Every year, I wage a battle against my heart disease. It’s not a battle that I should have to wage because it has nothing to do with my heart or with my medical care. It’s a fight with my Medicare prescription drug plan.
I require a brand-name version of a heart medicine because the generic version prompts unexpected, frightening side effects. My doctor understands this. My health plan – and the pharmacy benefit manager (PBM) that works with it – does not. So, each year, I go to war to fight for my health. One year, I had to take my plea all the way to an administrative law judge to get coverage.
It’s a terrifying experience, but it’s one that millions of patients may soon experience when the just-announced negotiated prices on ten highly utilized drugs in Medicare go into effect.
Each drug will carry a new list price in Medicare – known as the “maximum fair price” (MFP) – that is substantially lower than the existing list price. That sounds like it should be good news, but because of the misaligned incentives in U.S. health care, it represents a threat to PBMs and health plans.
PBMs don’t like low prices. They like high prices that they can then negotiate down, securing enormous rebates. Those rebates provide financial flexibility to health plans, a way to steer resources away from sick patients and toward other priorities.
These MFPs create a dilemma. They’re a good deal for the government. They might be better for patients. But they’re worse for health plans and PBMs.
Therefore, PBMs are already working on ways to steer patients away from the drugs their provider recommended and toward other medicines that are more profitable for the health plan. PBMs have a toxic toolbox of strategies with which to accomplish this.

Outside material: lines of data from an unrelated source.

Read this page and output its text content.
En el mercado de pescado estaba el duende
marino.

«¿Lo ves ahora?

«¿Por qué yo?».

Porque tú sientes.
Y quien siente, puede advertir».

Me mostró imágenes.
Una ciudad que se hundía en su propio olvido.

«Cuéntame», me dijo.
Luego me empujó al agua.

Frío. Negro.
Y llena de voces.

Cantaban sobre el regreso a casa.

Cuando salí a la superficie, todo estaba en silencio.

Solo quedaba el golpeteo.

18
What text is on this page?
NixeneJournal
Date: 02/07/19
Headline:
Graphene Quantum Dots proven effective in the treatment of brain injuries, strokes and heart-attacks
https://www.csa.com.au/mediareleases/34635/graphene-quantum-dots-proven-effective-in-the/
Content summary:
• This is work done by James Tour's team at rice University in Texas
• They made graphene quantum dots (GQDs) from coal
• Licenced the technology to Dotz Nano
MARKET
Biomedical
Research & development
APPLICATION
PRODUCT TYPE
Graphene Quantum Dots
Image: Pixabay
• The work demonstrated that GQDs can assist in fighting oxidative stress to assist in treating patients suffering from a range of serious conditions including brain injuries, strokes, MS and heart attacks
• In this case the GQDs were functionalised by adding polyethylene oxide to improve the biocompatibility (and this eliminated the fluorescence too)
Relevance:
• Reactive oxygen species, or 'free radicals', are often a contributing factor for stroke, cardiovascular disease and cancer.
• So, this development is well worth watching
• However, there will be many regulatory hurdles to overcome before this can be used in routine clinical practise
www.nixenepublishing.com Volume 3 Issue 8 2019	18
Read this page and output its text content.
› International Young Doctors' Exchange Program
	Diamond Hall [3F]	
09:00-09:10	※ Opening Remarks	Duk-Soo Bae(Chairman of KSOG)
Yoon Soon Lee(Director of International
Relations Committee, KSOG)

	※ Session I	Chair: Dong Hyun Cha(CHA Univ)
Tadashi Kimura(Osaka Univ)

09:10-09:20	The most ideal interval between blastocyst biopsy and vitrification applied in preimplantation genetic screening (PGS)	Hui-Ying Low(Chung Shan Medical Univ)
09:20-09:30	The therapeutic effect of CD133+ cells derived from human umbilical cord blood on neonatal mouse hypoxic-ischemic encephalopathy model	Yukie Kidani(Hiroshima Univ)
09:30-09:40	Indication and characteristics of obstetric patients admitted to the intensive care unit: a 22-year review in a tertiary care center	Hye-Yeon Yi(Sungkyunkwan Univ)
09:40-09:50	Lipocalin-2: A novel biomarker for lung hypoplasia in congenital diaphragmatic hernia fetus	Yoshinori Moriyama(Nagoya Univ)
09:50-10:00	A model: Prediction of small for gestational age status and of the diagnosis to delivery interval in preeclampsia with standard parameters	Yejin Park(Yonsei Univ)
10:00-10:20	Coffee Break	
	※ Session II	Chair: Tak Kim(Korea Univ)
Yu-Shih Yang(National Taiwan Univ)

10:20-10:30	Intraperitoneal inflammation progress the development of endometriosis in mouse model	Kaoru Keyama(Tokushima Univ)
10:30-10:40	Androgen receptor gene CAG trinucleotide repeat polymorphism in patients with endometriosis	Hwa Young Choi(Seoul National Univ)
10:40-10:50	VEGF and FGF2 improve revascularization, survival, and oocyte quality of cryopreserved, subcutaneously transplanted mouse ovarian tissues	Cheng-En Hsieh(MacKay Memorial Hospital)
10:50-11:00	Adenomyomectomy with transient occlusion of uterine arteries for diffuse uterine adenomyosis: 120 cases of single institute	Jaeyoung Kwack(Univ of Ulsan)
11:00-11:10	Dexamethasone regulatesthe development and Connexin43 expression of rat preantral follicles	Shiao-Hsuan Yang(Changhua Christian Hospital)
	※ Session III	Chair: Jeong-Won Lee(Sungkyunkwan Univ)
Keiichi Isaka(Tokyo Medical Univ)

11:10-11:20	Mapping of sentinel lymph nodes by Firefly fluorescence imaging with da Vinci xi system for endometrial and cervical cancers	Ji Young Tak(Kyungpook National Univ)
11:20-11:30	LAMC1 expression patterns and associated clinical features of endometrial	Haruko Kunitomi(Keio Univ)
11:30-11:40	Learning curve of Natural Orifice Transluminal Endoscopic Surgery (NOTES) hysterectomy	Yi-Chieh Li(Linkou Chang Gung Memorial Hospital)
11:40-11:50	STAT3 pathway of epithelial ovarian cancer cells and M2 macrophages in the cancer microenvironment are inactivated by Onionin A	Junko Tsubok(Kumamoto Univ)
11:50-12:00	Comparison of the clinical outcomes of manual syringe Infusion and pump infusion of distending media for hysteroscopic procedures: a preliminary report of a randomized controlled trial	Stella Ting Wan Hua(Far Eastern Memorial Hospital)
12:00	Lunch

It’s a toolbox I am, sadly, all too familiar with. And it’s a toolbox that patients and physicians across the health care system already struggle with – a string of strategies known as utilization management (UM), designed to push patients away from the medicines that their physicians prescribe and toward the medicines that are most profitable for their health plan.
At the basic level, this means prior authorization, the needless, paperwork-filled step of “proving” that a physician believes a medicine is appropriate for a patient. It includes step therapy, another dangerous delay tactic that requires suffering through an ineffective treatment (or more than one) to get the one that a patient truly needs.
Health plans and PBMs have already been explicit that they plan to roll out that playbook for medicines with the new “maximum fair prices.” A survey of payers and PBMs by a pharmaceutical consultancy found that a majority said they would “add UM or step therapy requirements to steer utilization and prefer competitor products with rebates over negotiated drugs.”
The goal would be to nudge physicians and patients to give up and switch to a medicine that meets the health plan’s goals, not the patient’s needs.
That’s the wrong prescription, quite literally. Stable patients should not be forced off of their life-saving medications and risk a life-threatening consequence that can be costly to Medicare and to patients and their families.
New research from the Global Healthy Living Foundation (GHLF) backs up concerns about how price negotiation will affect patients in terms of real costs for medications to prevent blood clots and strokes in people living with atrial fibrillation. The analysis shows how actions by PBMs to put such medications on a higher formulary tier would increase out-of-pocket costs for patients significantly – in the form of billions. The higher the placement of a drug on formulary tiers, the greater the patient costs.
Part of the solution is vigilance from the government. The Centers for Medicare & Medicaid Services (CMS) knows that payers want to game the law, acknowledging in the new rules for the price regulation program that “Part D sponsors may be incentivized in certain circumstances to disadvantage selected drugs.” But CMS stopped short of creating rules that would guarantee access.
CMS must ensure that health insurance companies don’t institute utilization management barriers that restrict patient access to medicines that have maximum fair prices. After all, the prices are low, and patients are prescribed these medicines because they are medically necessary for their condition. What possible public health rationale could there be for restricting their use?
But that’s only a start. There remain too many ways for insurance companies and PBMs to subtly discourage patients from getting the medicines they need. The toolbox of loopholes that insurers and middlemen have at their disposal is exemplified by tactics such as manipulating drug lists to influence how much medicines cost to dictating prescriptions for specific medications.
All of this gamesmanship is to the detriment of patients. While we should all cheer lower prices for medicines, patients should never have to sacrifice their access to the drugs they need because of it. CMS must enforce oversight to ensure that insurers and PBMs don’t game the system for profit while restricting patient access to crucial, lifesaving medications.
Mellanie True Hills is a patient with atrial fibrillation, the founder and CEO of the American Foundation for Women’s Health and StopAfib.org, and the author of A Woman’s Guide to Saving Her Own Life.